2
votes

I met very strange problem during testing cassandra. I have a very simple column family that stores video data (keys point to time period and there is only one column containing ~2MB video for this period).

Use Case

I start to load data using Hector API (round-robin) to 6 empty nodes (8GB RAM for Cassandra)- load is run in 4 threads adding 4 rows in second for each thread.

After a while (running load for hour or so) near 100-200 GB are added to the node (depending on the replication factor) and then one or several nodes become unreachable. (no pinging just reboot helps)

Why Compaction

I do use tiered-level compaction and monitoring the system(Debian) i can see that it actually not writes but compaction that takes almost all resources (disk, memory) and cause server to refuse writes and than fail.
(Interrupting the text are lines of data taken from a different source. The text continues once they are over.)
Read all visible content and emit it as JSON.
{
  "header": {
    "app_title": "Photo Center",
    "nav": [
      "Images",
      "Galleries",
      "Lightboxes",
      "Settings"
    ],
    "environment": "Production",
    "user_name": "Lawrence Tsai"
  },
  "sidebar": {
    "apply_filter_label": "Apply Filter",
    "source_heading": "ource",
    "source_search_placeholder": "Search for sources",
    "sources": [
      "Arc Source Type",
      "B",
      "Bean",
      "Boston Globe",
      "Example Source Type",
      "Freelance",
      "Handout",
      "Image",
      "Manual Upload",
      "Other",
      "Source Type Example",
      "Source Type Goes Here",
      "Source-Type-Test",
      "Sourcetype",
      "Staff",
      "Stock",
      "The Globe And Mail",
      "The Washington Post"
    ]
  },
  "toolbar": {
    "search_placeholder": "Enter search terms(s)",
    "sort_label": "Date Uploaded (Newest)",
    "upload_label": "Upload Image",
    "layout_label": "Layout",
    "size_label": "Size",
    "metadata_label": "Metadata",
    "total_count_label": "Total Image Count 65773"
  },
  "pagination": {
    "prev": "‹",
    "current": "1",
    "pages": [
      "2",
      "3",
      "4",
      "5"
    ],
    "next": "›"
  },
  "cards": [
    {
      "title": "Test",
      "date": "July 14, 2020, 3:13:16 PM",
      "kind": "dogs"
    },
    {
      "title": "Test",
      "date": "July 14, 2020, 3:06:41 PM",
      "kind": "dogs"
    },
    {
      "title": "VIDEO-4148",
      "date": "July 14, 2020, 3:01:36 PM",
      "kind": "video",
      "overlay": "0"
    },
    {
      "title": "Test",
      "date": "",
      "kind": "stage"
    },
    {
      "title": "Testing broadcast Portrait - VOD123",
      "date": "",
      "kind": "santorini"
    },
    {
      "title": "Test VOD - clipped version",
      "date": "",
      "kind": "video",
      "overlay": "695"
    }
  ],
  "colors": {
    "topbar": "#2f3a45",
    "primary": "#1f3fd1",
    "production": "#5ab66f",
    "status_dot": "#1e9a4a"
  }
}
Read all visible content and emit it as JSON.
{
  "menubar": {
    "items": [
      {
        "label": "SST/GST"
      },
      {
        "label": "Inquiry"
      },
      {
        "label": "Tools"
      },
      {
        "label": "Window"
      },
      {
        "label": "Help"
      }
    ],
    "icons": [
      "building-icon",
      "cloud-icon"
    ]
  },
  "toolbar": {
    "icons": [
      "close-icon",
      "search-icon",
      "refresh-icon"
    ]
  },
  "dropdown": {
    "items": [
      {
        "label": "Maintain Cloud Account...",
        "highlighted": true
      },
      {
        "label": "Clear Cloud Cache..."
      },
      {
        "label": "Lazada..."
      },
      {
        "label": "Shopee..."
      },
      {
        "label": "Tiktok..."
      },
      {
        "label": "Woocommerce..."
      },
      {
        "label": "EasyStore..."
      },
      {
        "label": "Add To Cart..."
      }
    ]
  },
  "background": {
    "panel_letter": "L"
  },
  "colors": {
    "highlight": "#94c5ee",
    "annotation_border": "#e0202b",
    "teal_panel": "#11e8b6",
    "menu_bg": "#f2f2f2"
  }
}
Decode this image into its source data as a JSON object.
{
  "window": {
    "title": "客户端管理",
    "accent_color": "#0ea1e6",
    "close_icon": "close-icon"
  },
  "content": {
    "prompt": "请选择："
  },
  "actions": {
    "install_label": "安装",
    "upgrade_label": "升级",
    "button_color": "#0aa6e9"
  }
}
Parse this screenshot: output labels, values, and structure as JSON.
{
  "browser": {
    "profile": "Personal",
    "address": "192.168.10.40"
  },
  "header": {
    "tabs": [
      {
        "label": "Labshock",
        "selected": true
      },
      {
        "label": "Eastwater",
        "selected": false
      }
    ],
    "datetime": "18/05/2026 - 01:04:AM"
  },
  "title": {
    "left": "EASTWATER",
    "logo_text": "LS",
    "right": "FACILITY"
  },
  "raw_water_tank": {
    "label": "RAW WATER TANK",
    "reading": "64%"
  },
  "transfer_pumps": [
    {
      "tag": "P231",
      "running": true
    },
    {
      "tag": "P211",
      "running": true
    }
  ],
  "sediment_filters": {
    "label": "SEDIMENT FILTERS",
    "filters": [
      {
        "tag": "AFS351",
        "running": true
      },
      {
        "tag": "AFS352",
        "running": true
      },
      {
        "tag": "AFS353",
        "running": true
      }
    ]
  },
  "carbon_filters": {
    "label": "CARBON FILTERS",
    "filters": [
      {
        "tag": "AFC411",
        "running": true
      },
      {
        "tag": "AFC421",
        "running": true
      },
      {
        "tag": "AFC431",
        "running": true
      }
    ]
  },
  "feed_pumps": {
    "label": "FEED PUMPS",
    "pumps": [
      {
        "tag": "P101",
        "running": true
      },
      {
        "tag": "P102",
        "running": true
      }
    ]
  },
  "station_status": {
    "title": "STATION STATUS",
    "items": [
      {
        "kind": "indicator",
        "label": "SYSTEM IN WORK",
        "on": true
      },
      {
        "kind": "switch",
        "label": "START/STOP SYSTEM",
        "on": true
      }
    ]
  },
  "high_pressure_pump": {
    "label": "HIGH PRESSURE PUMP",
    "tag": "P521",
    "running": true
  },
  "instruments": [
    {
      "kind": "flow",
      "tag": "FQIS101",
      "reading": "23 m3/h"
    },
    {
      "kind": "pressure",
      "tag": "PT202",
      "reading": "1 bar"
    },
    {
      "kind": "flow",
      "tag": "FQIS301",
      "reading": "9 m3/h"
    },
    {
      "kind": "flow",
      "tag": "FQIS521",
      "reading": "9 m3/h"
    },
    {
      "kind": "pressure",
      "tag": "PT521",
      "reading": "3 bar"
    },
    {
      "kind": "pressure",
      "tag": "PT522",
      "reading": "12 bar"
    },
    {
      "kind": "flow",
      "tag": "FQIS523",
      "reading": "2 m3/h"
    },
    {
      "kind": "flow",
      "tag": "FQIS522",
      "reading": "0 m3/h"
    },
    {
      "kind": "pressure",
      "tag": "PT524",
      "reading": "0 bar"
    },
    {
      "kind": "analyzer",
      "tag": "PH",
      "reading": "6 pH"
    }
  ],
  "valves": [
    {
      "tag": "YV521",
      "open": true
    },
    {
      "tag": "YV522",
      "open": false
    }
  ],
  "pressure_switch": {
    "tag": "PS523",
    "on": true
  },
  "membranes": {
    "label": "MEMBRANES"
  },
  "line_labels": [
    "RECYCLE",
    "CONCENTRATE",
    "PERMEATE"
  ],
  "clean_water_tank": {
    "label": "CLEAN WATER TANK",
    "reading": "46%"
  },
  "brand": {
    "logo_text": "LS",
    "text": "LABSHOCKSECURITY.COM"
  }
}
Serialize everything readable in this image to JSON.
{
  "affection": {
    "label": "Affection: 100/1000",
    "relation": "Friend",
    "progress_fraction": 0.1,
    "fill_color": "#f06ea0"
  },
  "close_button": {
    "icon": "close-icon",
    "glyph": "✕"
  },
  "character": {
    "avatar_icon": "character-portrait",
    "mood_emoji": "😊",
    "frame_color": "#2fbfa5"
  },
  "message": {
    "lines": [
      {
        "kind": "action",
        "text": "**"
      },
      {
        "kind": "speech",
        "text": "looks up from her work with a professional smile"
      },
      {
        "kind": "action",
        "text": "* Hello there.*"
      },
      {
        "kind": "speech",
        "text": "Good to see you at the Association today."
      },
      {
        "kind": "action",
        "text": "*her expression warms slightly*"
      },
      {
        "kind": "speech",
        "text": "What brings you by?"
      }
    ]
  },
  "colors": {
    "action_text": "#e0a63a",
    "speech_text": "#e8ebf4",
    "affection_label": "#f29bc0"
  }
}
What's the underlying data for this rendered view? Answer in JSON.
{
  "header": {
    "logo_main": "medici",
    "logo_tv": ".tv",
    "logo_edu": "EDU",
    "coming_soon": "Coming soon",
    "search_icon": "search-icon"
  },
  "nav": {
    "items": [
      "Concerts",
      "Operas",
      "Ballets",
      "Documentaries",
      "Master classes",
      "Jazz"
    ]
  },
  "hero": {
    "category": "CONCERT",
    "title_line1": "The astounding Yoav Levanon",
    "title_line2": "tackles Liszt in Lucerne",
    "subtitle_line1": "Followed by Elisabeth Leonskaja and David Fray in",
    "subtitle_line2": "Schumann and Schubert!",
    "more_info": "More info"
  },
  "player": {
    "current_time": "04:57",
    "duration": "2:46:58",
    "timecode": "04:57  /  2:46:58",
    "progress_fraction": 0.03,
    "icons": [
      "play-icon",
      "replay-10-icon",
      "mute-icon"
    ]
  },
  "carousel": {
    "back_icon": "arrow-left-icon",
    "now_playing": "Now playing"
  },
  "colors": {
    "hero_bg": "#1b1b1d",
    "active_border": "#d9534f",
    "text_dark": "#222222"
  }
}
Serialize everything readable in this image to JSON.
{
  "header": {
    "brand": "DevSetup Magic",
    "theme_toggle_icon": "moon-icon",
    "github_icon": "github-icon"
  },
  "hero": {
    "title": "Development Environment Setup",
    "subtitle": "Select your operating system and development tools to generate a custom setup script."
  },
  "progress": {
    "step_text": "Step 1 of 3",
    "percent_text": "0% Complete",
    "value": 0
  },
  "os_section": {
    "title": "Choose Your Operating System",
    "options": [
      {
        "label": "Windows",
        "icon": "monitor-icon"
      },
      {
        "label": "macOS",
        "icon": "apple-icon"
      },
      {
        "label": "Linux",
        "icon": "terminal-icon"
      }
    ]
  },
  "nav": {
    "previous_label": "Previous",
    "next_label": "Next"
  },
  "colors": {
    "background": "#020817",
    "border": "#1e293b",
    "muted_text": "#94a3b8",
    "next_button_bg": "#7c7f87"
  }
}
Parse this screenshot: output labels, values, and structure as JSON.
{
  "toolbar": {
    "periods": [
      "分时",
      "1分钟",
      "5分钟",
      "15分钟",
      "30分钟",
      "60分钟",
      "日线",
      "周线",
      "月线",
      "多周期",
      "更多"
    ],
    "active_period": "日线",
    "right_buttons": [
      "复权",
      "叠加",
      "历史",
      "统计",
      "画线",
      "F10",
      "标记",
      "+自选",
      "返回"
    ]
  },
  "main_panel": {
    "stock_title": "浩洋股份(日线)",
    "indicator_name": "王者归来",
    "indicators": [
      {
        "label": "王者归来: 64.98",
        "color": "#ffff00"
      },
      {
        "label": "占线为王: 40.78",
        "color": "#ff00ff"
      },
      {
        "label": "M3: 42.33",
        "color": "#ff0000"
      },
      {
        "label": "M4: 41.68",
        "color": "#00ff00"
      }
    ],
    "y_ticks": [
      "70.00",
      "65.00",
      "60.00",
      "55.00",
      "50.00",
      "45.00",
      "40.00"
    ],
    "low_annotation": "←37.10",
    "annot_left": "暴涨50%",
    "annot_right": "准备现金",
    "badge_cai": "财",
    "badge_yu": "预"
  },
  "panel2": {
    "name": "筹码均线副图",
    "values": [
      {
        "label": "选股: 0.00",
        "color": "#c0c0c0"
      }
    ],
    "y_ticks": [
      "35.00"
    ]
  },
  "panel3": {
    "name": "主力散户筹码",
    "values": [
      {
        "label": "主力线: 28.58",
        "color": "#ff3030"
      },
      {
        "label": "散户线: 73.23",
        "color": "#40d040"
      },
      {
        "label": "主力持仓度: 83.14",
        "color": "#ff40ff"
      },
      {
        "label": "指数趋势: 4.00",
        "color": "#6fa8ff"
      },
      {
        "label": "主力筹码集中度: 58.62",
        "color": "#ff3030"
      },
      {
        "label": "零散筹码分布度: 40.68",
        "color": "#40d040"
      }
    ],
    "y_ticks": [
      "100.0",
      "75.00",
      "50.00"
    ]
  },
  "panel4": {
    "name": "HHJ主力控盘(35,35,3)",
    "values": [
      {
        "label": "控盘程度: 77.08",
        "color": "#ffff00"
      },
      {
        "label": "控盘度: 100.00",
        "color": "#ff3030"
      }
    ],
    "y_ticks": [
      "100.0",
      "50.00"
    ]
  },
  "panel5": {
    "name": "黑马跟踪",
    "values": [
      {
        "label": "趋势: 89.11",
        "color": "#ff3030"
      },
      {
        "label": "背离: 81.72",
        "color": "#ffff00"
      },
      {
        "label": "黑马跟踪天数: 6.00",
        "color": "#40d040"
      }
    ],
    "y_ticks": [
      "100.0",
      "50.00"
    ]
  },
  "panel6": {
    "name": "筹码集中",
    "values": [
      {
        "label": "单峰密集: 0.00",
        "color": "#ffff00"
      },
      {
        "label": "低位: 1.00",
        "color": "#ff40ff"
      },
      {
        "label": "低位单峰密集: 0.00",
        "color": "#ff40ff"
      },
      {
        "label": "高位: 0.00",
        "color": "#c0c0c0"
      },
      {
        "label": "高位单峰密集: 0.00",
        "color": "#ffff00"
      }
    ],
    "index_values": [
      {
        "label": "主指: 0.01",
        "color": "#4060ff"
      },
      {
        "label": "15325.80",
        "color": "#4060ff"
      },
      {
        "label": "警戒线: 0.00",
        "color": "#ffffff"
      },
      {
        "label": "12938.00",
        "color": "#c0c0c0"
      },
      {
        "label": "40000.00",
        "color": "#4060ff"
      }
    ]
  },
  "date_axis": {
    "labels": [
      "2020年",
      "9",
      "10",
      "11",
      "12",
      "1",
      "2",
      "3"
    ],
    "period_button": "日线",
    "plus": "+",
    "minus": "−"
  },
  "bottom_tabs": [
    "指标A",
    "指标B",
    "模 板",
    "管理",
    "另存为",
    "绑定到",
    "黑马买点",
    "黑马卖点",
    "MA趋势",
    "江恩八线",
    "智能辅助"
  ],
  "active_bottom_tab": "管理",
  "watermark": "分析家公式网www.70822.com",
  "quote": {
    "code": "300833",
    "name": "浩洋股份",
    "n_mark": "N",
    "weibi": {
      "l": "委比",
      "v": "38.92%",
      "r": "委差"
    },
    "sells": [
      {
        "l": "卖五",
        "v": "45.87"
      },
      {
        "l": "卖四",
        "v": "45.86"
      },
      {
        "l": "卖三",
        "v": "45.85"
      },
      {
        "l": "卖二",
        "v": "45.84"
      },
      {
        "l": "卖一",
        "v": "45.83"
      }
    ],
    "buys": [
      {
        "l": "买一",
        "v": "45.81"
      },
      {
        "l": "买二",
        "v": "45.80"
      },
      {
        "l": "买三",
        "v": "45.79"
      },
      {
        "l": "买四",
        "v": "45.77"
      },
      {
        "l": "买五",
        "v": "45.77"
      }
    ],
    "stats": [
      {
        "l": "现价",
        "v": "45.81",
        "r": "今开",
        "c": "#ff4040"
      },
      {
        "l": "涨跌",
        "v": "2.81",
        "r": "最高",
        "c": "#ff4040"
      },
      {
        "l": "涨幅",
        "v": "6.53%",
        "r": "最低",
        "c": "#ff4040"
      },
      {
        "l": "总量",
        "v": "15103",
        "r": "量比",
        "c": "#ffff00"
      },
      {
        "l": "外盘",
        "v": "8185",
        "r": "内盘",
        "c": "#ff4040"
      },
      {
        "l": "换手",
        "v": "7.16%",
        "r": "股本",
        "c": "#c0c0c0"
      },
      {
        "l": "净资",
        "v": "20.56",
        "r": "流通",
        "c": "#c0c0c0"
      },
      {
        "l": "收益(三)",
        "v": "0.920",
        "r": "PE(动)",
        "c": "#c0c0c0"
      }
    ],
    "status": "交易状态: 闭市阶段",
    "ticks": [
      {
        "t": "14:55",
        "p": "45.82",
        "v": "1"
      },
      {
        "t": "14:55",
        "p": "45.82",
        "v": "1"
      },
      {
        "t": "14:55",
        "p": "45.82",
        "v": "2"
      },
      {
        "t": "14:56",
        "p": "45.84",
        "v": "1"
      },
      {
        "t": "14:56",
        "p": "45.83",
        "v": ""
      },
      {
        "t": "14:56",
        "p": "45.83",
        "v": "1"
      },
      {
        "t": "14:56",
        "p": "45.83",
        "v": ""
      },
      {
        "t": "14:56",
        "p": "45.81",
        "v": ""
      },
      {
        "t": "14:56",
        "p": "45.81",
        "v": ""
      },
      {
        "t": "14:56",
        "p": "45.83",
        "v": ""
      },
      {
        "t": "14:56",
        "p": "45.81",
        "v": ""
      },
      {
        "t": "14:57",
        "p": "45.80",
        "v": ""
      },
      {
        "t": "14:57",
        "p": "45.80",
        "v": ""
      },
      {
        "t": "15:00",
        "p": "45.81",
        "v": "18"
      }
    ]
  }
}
After like 30-40 minutes of test compaction tasks just cannot be handled and get queued. Interesting thing is that there are no deletes and updates - so compaction just reads/writes data again and again without bringing actual value to me (like it can be compacted once in the evening).

When i slow down the pace - i.e running 2 threads with 1 second delay things go better but whether it still be working when i have 20TB not 100 GB on a node.

Is Cassandra optimized for such type of workload? How the resources are normally distributed between compaction and reads/writes?

Update Update of network driver solved problem with unreachable cluster

Thanks, Sergey.

1

1 Answers

4
votes

Cassandra will use up to in_memory_compaction_limit_in_mb memory for a compaction. It is routine to have compaction running while reads and writes are served simultaneously. It is also normal that compaction can fall behind if you continue to throw writes at it as fast as possible; if your read workload requires that compaction be up to date or close to it at all times, then you'll need a larger cluster to spread the load around more machines.

Recommended amount of disk per node for online queries is up to 500GB, maybe 1TB if you're pushing it. Remember that this amount of data will have to be rebuilt if a node fails. Typical Cassandra workloads are CPU-bound or iops-bound, not disk-space bound, so you won't be able to make good use of that space anyway.

(It's also possible to do batch analytics against Cassandra, which we do with the Cassandra Filesystem, in which case higher disk:cpu ratios are desirable, but we use a custom compaction strategy for that as well.)

It's not clear from your report why a server would become unreachable. This is really an OS-level problem. (Are you swapping? Disabling swap would be a good first step.)